12.5 Vertegenwoordiging van gemeente en diaconie

Zoals in § 12.1.2 is gezegd, geeft de kerkorde niet alleen aan wie bevoegd is besluiten te nemen, maar ook wie bevoegd is de gemeente respectievelijk de diaconie te vertegenwoordigen.

|272|

Bij vermogensrechtelijke aangelegenheden van niet-diaconale aard wordt de gemeente vertegenwoordigd door de voorzitter en de secretaris van het college van kerkrentmeesters tezamen. Het college wijst voor elk van beide een vervanger aan uit zijn midden of uit de kerkenraad (ord. 11-5-1). Naast de voorzitter en de secretaris dienen dus ook steeds twee vaste vervangers bekend te zijn.

Deze vertegenwoordigers zetten voor de gemeente bijvoorbeeld een handtekening onder een koopakte of een opdracht aan een schilderbedrijf. Zij tekenen niet ‘namens het college’, maar ‘voor de gemeente’: zij vertegenwoordigen de rechtspersoon. Het college neemt wel het besluit, bijvoorbeeld tot koop, maar de gemeente koopt. De gemeente is eigenaar van de goederen, niet het college. Op dezelfde wijze ondertekenen de voorzitter en secretaris van het college de arbeidsovereenkomst van een kerkelijk medewerker, niet namens het college, maar voor de gemeente.

In de hervormde kerkorde werd bepaald dat het college van kerkvoogden de gemeente vertegenwoordigde in vermogensrechtelijke aangelegenheden van niet-diaconale aard en dat de gemeente tegenover derden gebonden wordt door de handtekening van de voorzitter en de secretaris van het college. In die situatie kan worden gezegd dat beide tekenen namens het college, dat immers de gemeente vertegenwoordigde. De huidige kerkorde heeft ervoor gekozen de vertegenwoordiging rechtstreeks bij beide genoemden te leggen.

 

De gemeente wordt in vermogensrechtelijke aangelegenheden van diaconale aard vertegenwoordigd door de diaconie van de gemeente (zie § 12.2.1). De diaconie wordt vertegenwoordigd door de voorzitter en secretaris van het college van diakenen tezamen. Het college wijst voor elk van beide een vervanger aan uit zijn midden of uit de kerkenraad (ord. 11-5-3). Naast de voorzitter en de secretaris dienen dus ook steeds twee vaste vervangers bekend te zijn.

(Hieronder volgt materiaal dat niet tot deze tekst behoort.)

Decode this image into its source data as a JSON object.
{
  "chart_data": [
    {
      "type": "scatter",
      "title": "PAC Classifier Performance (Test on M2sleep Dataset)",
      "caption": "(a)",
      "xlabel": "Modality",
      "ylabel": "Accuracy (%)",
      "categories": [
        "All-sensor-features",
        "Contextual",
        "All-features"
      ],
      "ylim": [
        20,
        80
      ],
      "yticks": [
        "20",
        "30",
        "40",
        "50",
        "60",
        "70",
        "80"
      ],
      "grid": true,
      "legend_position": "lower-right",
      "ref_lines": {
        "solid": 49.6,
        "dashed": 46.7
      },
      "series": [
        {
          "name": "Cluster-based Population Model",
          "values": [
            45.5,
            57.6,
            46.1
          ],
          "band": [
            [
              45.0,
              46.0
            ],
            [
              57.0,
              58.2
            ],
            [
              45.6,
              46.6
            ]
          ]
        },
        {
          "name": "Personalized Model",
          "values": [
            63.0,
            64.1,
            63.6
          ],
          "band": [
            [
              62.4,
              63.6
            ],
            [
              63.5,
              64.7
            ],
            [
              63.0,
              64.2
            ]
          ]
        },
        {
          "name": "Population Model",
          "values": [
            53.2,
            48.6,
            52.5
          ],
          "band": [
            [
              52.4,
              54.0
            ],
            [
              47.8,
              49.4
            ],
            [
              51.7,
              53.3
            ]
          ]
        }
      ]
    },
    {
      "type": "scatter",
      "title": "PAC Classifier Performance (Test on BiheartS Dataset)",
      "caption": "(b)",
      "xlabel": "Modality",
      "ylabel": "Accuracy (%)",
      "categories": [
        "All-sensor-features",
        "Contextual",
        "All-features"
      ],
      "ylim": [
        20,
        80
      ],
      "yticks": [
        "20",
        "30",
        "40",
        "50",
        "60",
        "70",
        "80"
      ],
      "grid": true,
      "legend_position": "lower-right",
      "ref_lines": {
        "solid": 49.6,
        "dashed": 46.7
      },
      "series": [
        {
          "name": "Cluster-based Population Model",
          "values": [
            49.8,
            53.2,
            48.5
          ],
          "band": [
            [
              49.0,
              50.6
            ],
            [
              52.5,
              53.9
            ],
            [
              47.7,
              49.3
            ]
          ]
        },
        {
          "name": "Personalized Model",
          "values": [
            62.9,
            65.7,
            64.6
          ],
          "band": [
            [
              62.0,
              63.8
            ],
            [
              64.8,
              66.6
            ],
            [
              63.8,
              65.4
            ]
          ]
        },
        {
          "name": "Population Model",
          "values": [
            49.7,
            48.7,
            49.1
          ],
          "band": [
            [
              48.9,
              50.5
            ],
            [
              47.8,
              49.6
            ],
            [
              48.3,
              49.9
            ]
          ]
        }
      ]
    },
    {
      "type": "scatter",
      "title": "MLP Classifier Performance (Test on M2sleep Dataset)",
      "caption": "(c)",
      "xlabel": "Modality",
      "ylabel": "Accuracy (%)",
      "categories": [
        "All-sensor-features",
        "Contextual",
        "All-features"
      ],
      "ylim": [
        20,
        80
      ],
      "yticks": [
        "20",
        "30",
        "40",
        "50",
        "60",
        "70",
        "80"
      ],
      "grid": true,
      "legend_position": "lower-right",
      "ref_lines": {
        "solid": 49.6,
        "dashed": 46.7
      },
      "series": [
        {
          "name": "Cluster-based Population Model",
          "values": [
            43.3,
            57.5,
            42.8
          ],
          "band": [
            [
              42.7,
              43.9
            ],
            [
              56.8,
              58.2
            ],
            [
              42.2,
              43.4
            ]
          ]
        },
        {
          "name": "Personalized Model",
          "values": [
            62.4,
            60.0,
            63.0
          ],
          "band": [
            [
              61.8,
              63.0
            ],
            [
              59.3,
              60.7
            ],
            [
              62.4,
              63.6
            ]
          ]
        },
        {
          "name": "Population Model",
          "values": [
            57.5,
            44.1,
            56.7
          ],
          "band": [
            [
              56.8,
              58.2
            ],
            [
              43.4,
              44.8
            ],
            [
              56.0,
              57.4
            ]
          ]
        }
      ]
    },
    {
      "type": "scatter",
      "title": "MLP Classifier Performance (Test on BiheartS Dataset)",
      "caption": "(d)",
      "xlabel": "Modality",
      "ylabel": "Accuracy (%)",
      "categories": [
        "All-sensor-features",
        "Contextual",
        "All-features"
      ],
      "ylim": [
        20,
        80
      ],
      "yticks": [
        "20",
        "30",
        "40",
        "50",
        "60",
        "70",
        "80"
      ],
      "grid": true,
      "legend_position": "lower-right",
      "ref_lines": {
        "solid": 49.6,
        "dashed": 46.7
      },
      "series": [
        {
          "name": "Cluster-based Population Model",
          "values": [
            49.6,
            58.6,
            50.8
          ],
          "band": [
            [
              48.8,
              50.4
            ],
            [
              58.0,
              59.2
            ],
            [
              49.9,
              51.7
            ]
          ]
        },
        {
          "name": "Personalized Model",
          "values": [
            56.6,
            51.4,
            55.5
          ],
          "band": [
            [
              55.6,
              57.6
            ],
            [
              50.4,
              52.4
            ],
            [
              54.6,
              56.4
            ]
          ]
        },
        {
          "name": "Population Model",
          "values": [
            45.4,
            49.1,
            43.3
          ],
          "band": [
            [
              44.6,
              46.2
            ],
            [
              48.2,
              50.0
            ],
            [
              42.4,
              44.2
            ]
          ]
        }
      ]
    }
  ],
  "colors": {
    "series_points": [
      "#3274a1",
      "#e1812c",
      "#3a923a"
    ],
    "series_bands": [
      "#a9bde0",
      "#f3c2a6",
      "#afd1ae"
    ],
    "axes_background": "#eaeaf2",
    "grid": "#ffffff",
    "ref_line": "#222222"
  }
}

Ook hier geldt dat zij niet het college van diakenen vertegenwoordigen, maar de rechtspersoon, in dit geval de diaconie van de gemeente. Omdat deze diaconie de gemeente in vermogensrechtelijke aangelegenheden van diaconale aard vertegenwoordigt, vertegenwoordigen zij ook de gemeente.

 

In andere dan vermogensrechtelijke aangelegenheden wordt de gemeente vertegenwoordigd door de preses en scriba van de kerkenraad. De kerkenraad wijst voor elk van beiden uit haar midden een vervanger aan (ord. 11-5-3). Naast de preses en de scriba dienen dus ook steeds twee vaste vervangers bekend te zijn.

Ook bij deze vertegenwoordiging gaat het om het officieel optreden namens de gemeente. Beiden vertegenwoordigen de gemeente bijvoorbeeld als de gemeente een beroep doet op de burgerlijke overheid of als iemand de gemeente aanklaagt in een zaak die niet tot de vermogensrechtelijke aangelegenheden behoort.

Beiden vertegenwoordigen ook de gemeente in diaconale aangelegenheden die niet van vermogensrechtelijke aard zijn. Het lijkt minder juist dat de voorzitter

|273|

en secretaris van het college van diakenen dan optreden. De diaconie (die door hen vertegenwoordigd wordt) is er immers alleen voor de vermogensrechtelijke aangelegenheden.

 

Zoals hieronder nog wordt aangegeven (§ 12.6) is in een beperkt aantal gevallen voor rechtshandelingen toestemming van het regionale college voor de behandeling van beheerszaken nodig. Voor buitenstaanders is niet altijd doorzichtig of in een concreet geval deze toestemming al dan niet vereist is. Daarom kan, als een derde daarom verzoekt, aan het regionale college voor de behandeling van beheerszaken verzocht worden een verklaring af te geven waarin vermeld wordt dat het betreffende college ter zake van een bepaalde rechtshandeling geen toestemming nodig heeft en derhalve bevoegd is (ord. 11-8-4). Voor een goed begrip: door deze verklaring wordt de bevoegdheid niet verleend, maar wordt bevestigd dat het college bevoegd is. Deze verklaring is alleen een handreiking aan derden.